島村英紀『夕刊フジ』 2018年1月12日(金曜)。4面。コラムその231「警戒せよ! 生死を分ける地震の基礎知識」 

「チバニアン」が示す地球の磁場
『夕刊フジ』公式ホームページの題は「地層「チバニアン」が示す地球の磁場 地磁気弱いと「生物絶滅」の説も」

 千葉県市原市の養老川沿いに突然、多数の観光客が押しよせはじめた。休日は多い日で1000人近く、平日でも200人もが殺到している。

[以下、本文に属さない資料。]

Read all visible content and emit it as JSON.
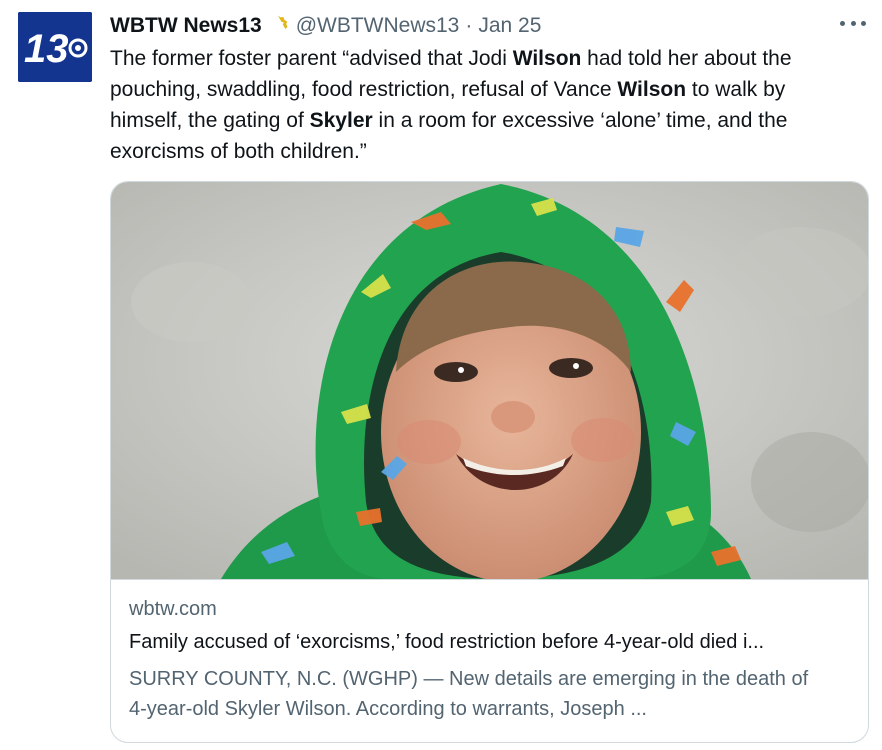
{
  "tweet": {
    "author_name": "WBTW News13",
    "handle": "@WBTWNews13",
    "separator": "·",
    "date": "Jan 25",
    "avatar_text": "13",
    "verified_icon": "verified-badge-icon",
    "more_icon": "more-options-icon",
    "text_segments": [
      "The former foster parent “advised that Jodi ",
      "Wilson",
      " had told her about the pouching, swaddling, food restriction, refusal of Vance ",
      "Wilson",
      " to walk by himself, the gating of ",
      "Skyler",
      " in a room for excessive ‘alone’ time, and the exorcisms of both children.”"
    ]
  },
  "card": {
    "domain": "wbtw.com",
    "title": "Family accused of ‘exorcisms,’ food restriction before 4-year-old died i...",
    "description": "SURRY COUNTY, N.C. (WGHP) — New details are emerging in the death of 4-year-old Skyler Wilson. According to warrants, Joseph ..."
  },
  "colors": {
    "avatar_bg": "#13358f",
    "verified_gold": "#e2b719",
    "secondary_text": "#536471",
    "border": "#cfd9de"
  }
}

 「チバニアン」という地層を見るためだ。見たらがっかりするような、なんの変哲もない地層だが、国際学会の作業部会が地球の歴史の一時代を代表する「国際標準地」として答申することを決めた。以後、物見高い観光客が殺到したのである。

 しかし、まだ本決まりではない。今後、委員会や理事会の審査で、それぞれ6割以上の票を獲得して正式になる。

 この地層は77万年前のもので、地球の磁場が南北で逆転する現象が最後に起きた地層だ。

 地球の磁場は地表から2900キロの奥深くにある溶けた鉄の巨大な球の中を流れている電流が作っている電磁石だ。不思議なことに、地球の歴史で、いままで十数回も南北が逆転している。

 なぜこの逆転が起きるのかは学問的には分かっていない。地震の発生をはじめ、地球にはまだ分からないことが多い。いままでの例では逆転はけして等間隔ではなくて、突然起きる。

 突然、といっても、数千年にわたって地球の磁場が弱くなって、そして逆転する。

 じつは地磁気を正確に測れるようになってからまだ180年しかたっていない。その間、地磁気は直線的に下がっている。つまり、数千年以内に、磁場がゼロになって、その後南北が逆転するのではないか、というのが定説になってきた。

 ところで地磁気が弱くなってなくなってしまうあいだには地球に降り注ぐ宇宙線やX線が増える。これは地球上の生物にとって、とても危険なことだ。全滅するのではないかと考えている学者もいる。私たち人類をはじめ、地球上の生物は地磁気が作ってくれるバリアの中にいるから安全なのだ。

 つまり、いままでの定説では、数千年以内に地球上の生物の危機が訪れるはず、ということになっていた。

 ところが、最近、まったく違う発見があった。イスラエル・テルアビブ大学の科学者による研究だ。

 それはエルサレム近辺から出土した3000年前の古代エジプトの陶器の分析から分かった。陶器の壺の取っ手に、それぞれの時代の王特有のマークや古代ヘブライ語が書いてある。つまり壺が作られた年代が正確にわかる。

 陶器を焼くときの高温で、材料の粘土の中にある微細な鉱物の磁性がリセットされる。リセットされる温度をキュリー温度という。そして冷えていくときの地球磁場が改めて陶器に記録されるのだ。

 600年間にわたるデータが得られた。それによれば、紀元前8世紀後半には磁場が一時的に高くて、いまの2.5倍に達し、その後30年間で20%も落ちたことが分かった。つまり、地球磁場は、短い間にも増減を繰り返していた。

 だとすれば、現在までの180年間で10%という減少が、そのまま続いてやがてゼロになるという定説が覆るかもしれない。世界の終末が少し遠のいたのだろうか。